The Salt Marsh in Early Autumn

Sunday, December 11, 2011

The Fog of Whore: Fire Facebook, Hire Twitter

My consumption of political info peaks during the year of the election. During the other three years of the cycle interest wanes as I harumph over the disappointments and antics of Those Rascals. But I can't tear myself away from the horserace at the end.

In the run-up to 2012 I've noticed two things in the struggle to reduce ingestion of monotonous analysis and insipid happy talk. First, I'm finding little on TV, even in comparison with three years ago. I'll get out the low-glycemic junk food and watch TV during election returns, that's pretty much it.

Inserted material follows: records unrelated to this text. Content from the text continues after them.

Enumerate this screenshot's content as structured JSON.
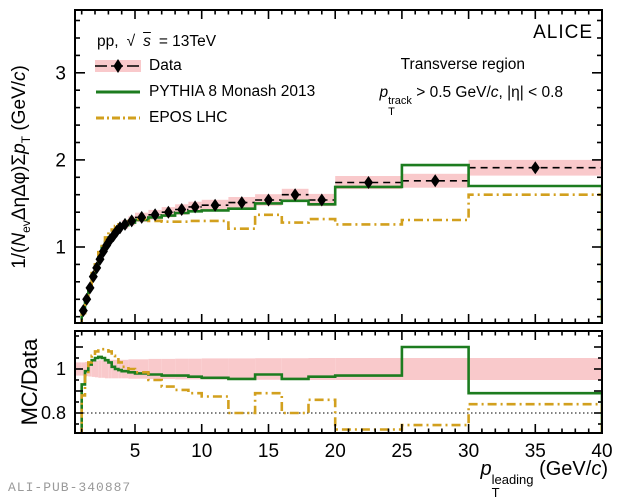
{
  "watermark": "ALI-PUB-340887",
  "annotations": {
    "experiment": "ALICE",
    "region": "Transverse region",
    "cut": {
      "p": "p",
      "sub": "T",
      "sup": "track",
      "rest": " > 0.5 GeV/",
      "c": "c",
      "eta": ", |η| < 0.8"
    }
  },
  "legend": {
    "collision_pre": "pp, ",
    "sqrt": "√",
    "s": "s",
    "collision_rest": " = 13TeV",
    "entries": [
      {
        "label": "Data",
        "type": "data"
      },
      {
        "label": "PYTHIA 8 Monash 2013",
        "type": "pythia"
      },
      {
        "label": "EPOS LHC",
        "type": "epos"
      }
    ]
  },
  "axes": {
    "ylabel": {
      "pre": "1/(",
      "N": "N",
      "ev": "ev",
      "mid": "ΔηΔφ)Σ",
      "p": "p",
      "T": "T",
      "unit": " (GeV/",
      "c": "c",
      "close": ")"
    },
    "ratio_ylabel": "MC/Data",
    "xlabel": {
      "p": "p",
      "sub": "T",
      "sup": "leading",
      "unit": " (GeV/",
      "c": "c",
      "close": ")"
    }
  },
  "colors": {
    "data": "#000000",
    "band": "#f9c9cb",
    "pythia": "#1c7c1f",
    "epos": "#d2a01e"
  },
  "chart_data": {
    "type": "line",
    "title": "",
    "xlabel": "pT_leading (GeV/c)",
    "ylabel_top": "1/(Nev DeltaEta DeltaPhi) Sum pT (GeV/c)",
    "ylabel_bottom": "MC/Data",
    "legend_position": "top-left",
    "grid": false,
    "x_range": [
      0.5,
      40
    ],
    "y_range_top": [
      0.13,
      3.72
    ],
    "y_range_bottom": [
      0.71,
      1.17
    ],
    "x_ticks_major": [
      5,
      10,
      15,
      20,
      25,
      30,
      35,
      40
    ],
    "x_tick_labels": [
      "5",
      "10",
      "15",
      "20",
      "25",
      "30",
      "35",
      "40"
    ],
    "y_ticks_major_top": [
      1,
      2,
      3
    ],
    "y_tick_labels_top": [
      "1",
      "2",
      "3"
    ],
    "y_ticks_major_bottom": [
      0.8,
      0.9,
      1.0,
      1.1
    ],
    "y_tick_labels_bottom": [
      {
        "v": 0.8,
        "label": "0.8"
      },
      {
        "v": 1,
        "label": "1"
      }
    ],
    "bin_edges": [
      0.5,
      1.0,
      1.25,
      1.5,
      1.75,
      2.0,
      2.25,
      2.5,
      2.75,
      3.0,
      3.25,
      3.5,
      3.75,
      4.0,
      4.5,
      5.0,
      6.0,
      7.0,
      8.0,
      9.0,
      10.0,
      12.0,
      14.0,
      16.0,
      18.0,
      20.0,
      25.0,
      30.0,
      40.0
    ],
    "series": [
      {
        "name": "Data",
        "values": [
          0.12,
          0.27,
          0.4,
          0.53,
          0.66,
          0.76,
          0.86,
          0.95,
          1.02,
          1.08,
          1.13,
          1.18,
          1.22,
          1.26,
          1.3,
          1.34,
          1.37,
          1.4,
          1.43,
          1.46,
          1.48,
          1.51,
          1.54,
          1.6,
          1.54,
          1.74,
          1.76,
          1.91
        ],
        "syst_halfwidth": [
          0.008,
          0.015,
          0.02,
          0.025,
          0.03,
          0.032,
          0.035,
          0.038,
          0.04,
          0.042,
          0.044,
          0.046,
          0.048,
          0.05,
          0.052,
          0.054,
          0.056,
          0.058,
          0.06,
          0.06,
          0.062,
          0.064,
          0.066,
          0.068,
          0.07,
          0.075,
          0.08,
          0.09
        ]
      },
      {
        "name": "PYTHIA 8 Monash 2013",
        "values": [
          0.08,
          0.25,
          0.4,
          0.54,
          0.69,
          0.8,
          0.91,
          1.0,
          1.06,
          1.11,
          1.14,
          1.18,
          1.21,
          1.25,
          1.28,
          1.31,
          1.34,
          1.36,
          1.39,
          1.41,
          1.42,
          1.44,
          1.5,
          1.53,
          1.49,
          1.69,
          1.94,
          1.7
        ]
      },
      {
        "name": "EPOS LHC",
        "values": [
          0.07,
          0.24,
          0.39,
          0.55,
          0.7,
          0.82,
          0.94,
          1.04,
          1.11,
          1.17,
          1.2,
          1.24,
          1.26,
          1.27,
          1.3,
          1.32,
          1.3,
          1.29,
          1.29,
          1.3,
          1.3,
          1.21,
          1.37,
          1.28,
          1.32,
          1.26,
          1.31,
          1.6
        ]
      }
    ],
    "ratio": {
      "band_halfwidth": [
        0.03,
        0.03,
        0.032,
        0.034,
        0.036,
        0.038,
        0.04,
        0.04,
        0.042,
        0.042,
        0.042,
        0.042,
        0.042,
        0.042,
        0.044,
        0.044,
        0.046,
        0.046,
        0.047,
        0.047,
        0.048,
        0.048,
        0.049,
        0.049,
        0.05,
        0.05,
        0.05,
        0.05
      ],
      "pythia": [
        0.65,
        0.93,
        0.99,
        1.02,
        1.04,
        1.05,
        1.055,
        1.05,
        1.04,
        1.03,
        1.01,
        1.0,
        0.995,
        0.99,
        0.985,
        0.98,
        0.975,
        0.97,
        0.97,
        0.965,
        0.96,
        0.955,
        0.975,
        0.955,
        0.965,
        0.97,
        1.1,
        0.89
      ],
      "epos": [
        0.55,
        0.88,
        0.97,
        1.03,
        1.06,
        1.08,
        1.09,
        1.09,
        1.085,
        1.08,
        1.06,
        1.05,
        1.03,
        1.01,
        1.0,
        0.985,
        0.95,
        0.92,
        0.905,
        0.89,
        0.875,
        0.8,
        0.89,
        0.8,
        0.86,
        0.725,
        0.745,
        0.84
      ],
      "reference_line": 0.8
    }
  }
}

Second, a bigger change is that this time around my "P-Tix" bookmarks folder only has five links in it, three of them holdovers from the last Presidential election (I keep news and pseudo-news like Huffington elsewhere).

This change is caused by my migration to Twitter for politics. I didn't mean for it to happen - I just discovered that the best and most accessible information is there.

Many individual reporters now have Twitter feeds, some columnists and many newspaper beats or departments do too. They often Tweet much more than they can get published in their own papers. Once in a while I'm astonished they're not fired for what they Tweet - especially some of the live reports from outside the USA. Twitter posts can have only 140 characters, similar to a text message. If a Tweet shows a link, clicking on it takes you to a real web page with a more complete article.

This is a contrast to the morass of Facebunk junk - for me that system is clotted with dumb pictures, endless mastication of inner struggles, and people you knew in high school. Too great of a wheat-to-chaff ratio.

I "follow" dozens of individual reporters on Twitter, some who match my views and some who don't. I follow organizations in analysis, literature, politics and science. People in politics Tweet without filtering by media  - I only stopped following Sen. McCaskill when she narrated a weekend trip to the mall with her mom - but I still follow President Obama and HH Dalai Lama, as well as Mark Ritchie, Secretary of State of Minnesota, and my nephew Alex who's the mayor of South Orange, NJ. But mostly I follow many journalists and some professors - and I can scan dozens of them in 10 minutes and then read only the best.

You might give Twitter a whirl this election season, if you find yourself needing better info to participate in our election process. Twitter can greatly assist your avoidance of the straight media's Fog of Whore.

Excuse the expression; so many in the media deserve it.

For those who'd rather stick with web sites, my five-slot roll so far this season includes the relatively ancient Talking Points Memo, Fivethirtyeight, and Daily Kos. Two new ones recommended by Nate Silver at 538 are the Crystal Ball at the University of Virginia's Center for Politics, and the Frontloading blog of Josh Putnam, a political science prof at Davidson College.


My final word on politics for today but not for this season is that my goal is not to find matches with my own values and beliefs. Rather I'm just trying to find the best candidates who are actually out there. I want to work with what we've got and not surrender to pouting powerlessly in the corner.